Un comédien, c’est ça. C’est quelqu’un qu’on fréquente si régulièrement, au cinéma, au théâtre, à la télévision, et parfois dans la vie, qu’on croit le connaître, alors qu’en réalité on ne sait rien de lui. C’est quelqu’un qui incarne des personnages, non pas pour être vu, mais au contraire pour se cacher. Et le paradoxe moderne du comédien, celui que Diderot n’avait pas vu venir parce qu’il ne pouvait pas prévoir la croissance exponentielle des moyens de diffusion de la fiction sous toutes ses formes, c’est que plus un acteur incarne de personnages, plus il s’affiche sous des masques divers, moins on a de chances de savoir qui il est.

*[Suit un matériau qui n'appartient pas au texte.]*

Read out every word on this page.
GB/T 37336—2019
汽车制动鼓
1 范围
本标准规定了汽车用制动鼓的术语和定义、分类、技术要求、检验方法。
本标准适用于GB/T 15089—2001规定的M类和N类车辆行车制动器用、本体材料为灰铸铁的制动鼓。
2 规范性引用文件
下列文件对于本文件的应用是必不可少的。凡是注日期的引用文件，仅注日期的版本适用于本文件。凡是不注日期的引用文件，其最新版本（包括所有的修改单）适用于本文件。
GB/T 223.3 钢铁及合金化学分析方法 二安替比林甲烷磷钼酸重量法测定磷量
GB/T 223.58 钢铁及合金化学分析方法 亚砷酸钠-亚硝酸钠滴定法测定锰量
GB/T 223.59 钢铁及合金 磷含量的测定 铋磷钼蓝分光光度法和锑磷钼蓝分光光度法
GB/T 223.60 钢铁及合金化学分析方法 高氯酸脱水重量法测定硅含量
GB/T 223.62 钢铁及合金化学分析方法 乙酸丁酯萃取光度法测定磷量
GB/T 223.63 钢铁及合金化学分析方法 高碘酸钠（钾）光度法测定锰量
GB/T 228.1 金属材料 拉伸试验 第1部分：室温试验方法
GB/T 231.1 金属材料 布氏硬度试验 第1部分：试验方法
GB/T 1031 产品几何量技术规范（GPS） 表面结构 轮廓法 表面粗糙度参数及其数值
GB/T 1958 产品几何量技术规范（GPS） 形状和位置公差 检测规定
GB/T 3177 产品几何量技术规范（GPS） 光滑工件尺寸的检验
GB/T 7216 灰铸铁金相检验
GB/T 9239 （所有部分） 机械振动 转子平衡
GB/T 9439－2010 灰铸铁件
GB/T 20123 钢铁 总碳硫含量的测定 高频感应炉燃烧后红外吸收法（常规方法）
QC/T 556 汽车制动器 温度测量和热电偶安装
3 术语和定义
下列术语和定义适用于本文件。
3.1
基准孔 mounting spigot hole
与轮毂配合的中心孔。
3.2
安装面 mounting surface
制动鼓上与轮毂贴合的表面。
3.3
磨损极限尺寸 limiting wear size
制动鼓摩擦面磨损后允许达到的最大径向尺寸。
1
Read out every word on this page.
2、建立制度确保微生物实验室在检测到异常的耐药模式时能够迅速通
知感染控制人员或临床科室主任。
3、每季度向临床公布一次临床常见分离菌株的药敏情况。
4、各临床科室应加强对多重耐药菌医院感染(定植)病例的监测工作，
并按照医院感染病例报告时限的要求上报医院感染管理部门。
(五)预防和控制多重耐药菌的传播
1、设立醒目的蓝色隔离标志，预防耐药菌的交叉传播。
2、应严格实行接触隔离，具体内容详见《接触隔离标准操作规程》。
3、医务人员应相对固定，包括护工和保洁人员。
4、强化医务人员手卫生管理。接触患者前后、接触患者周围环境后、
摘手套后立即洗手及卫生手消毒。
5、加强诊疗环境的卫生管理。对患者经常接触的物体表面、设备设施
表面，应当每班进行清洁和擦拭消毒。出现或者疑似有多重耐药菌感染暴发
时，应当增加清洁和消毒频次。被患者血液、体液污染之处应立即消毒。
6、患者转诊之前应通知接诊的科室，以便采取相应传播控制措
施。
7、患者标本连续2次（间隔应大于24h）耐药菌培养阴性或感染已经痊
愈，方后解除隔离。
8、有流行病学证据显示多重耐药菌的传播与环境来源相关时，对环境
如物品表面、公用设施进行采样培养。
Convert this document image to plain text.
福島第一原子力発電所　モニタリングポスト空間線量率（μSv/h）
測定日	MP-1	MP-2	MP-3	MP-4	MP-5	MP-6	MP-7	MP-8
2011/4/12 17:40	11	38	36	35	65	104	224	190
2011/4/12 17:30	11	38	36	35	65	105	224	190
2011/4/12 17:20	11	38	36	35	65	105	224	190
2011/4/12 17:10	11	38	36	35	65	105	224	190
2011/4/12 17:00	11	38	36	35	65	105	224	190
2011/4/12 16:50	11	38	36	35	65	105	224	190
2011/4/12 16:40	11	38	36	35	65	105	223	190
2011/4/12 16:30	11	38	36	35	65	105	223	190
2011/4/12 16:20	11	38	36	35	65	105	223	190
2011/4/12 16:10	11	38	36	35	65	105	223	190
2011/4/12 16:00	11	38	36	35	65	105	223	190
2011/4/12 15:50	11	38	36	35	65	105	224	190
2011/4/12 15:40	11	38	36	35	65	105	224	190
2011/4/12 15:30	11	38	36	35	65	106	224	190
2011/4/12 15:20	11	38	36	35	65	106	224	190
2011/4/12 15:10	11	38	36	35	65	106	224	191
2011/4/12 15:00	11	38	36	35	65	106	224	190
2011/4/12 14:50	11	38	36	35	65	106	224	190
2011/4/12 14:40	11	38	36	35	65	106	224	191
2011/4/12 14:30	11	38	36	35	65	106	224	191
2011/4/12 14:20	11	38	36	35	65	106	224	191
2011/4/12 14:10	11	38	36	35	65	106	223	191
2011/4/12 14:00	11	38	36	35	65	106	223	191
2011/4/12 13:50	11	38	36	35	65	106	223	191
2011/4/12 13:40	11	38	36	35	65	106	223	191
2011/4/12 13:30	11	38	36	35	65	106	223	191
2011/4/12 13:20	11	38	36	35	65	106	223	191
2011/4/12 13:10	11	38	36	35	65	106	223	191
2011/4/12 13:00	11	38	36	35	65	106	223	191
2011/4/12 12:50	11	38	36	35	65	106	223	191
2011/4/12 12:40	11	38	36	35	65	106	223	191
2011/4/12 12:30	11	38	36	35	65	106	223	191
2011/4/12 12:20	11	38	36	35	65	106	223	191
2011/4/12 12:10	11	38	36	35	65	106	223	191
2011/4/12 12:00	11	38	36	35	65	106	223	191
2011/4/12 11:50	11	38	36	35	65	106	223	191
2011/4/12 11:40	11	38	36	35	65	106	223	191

Quand il s’agit d’un comédien boulimique comme Gérard Depardieu, les pistes sont carrément brouillées. Qui est Gérard Depardieu ? Au-delà de l’homme public, de celui dont les portraits et les interviews donnent une image souvent floue, voire contradictoire, au-delà du provocateur démesuré qu’il est devenu, il y a un homme, forcément. Un homme qu’on peut aimer ou haïr, mais un homme qu’on ne peut pas ignorer si, comme moi, on aime le cinéma en général et les films dans lesquels il a tourné en particulier. Alors un jour, quelqu’un en qui vous avez confiance vous recommande un livre publié en 1988 aux Éditions Jean–Claude Lattès : « Lettres Volées ».
L’Être Volé.
D’entrée, vous êtes surpris. « Lettres Volées », c’est beaucoup plus intime qu’un journal intime. C’est un livre dans lequel Depardieu a choisi de ne plus se cacher – ou plutôt de jouer à cache-cache avec son lecteur pour, in fine, se dévoiler. C’est, comme son titre l’indique, un recueil de lettres courtes que Depardieu a écrites aux gens qu’il admire – ou qu’il déteste. On trouve de tout, dans ces lettres. On y trouve, bien entendu, des anecdotes de cinéma. Mais aussi une lettre à Marco Ferreri, qui m’a fait découvrir un Depardieu acerbe, rageur, et polémiste de haut vol, et que je déguste mot à mot, parce que je n’aime pas le cinéma de Ferreri (« Tu es persuadé d’être quelqu’un de sulfureux parce que tu bouscules, tu déranges les idées reçues du monde. Mais le monde, il s’en fout, il n’en a rien à cirer de ton soufre.« ) Mais aussi une lettre tendre à Catherine Deneuve (« Un jour, dans une interview, j’ai déclaré que « tu étais l’homme que je voudrais être »).
Généreux, Depardieu écrit à tout le monde. À sa mère, à son père, au Président de la République, à la Nature. Il écrit même à l’argent. Quand je le lis, je l’entends. C’est donné à peu d’écrivains : les meilleurs d’entre eux sont lus ; très peu sont entendus.
La lettre dans laquelle Depardieu se dévoile le plus, celle où il se livre totalement, dans une sincérité qui frôle en permanence la crudité sans jamais provoquer une sensation de voyeurisme, c’est la lettre posthume à Patrick Dewaere : « Ton suicide fut une longue et douloureuse maladie. Quand j’ai su que c’était fini, je me suis dit : bah oui, quoi. Rien à dire. Je n’allais tout de même pas surjouer comme les mauvais acteurs. »
Au fond, la raison pour laquelle, quand Grégoire m’a proposé d’écrire pour son blog un texte sur un livre que j’aimais tout particulièrement, j’ai choisi celui-ci, c’est tout simplement parce qu’il est écrit sans la moindre fausse pudeur, sans chochotteries, sans détours, avec les tripes, avec les couilles, et avec le cœur, le vrai, celui qui fait tic tac dans la cage thoracique, celui qui bat plus vite quand on aime, et qui s’arrête quand l’heure a sonné.
Qui est Gérard Depardieu ? C’est à lui qu’il faut poser la question : « Je suis la vie, la vie jusque dans sa monstruosité. »

*Lettres volées, Gérard Depardieu. Editions JC Lattès (1988) et Le Livre de poche (1990).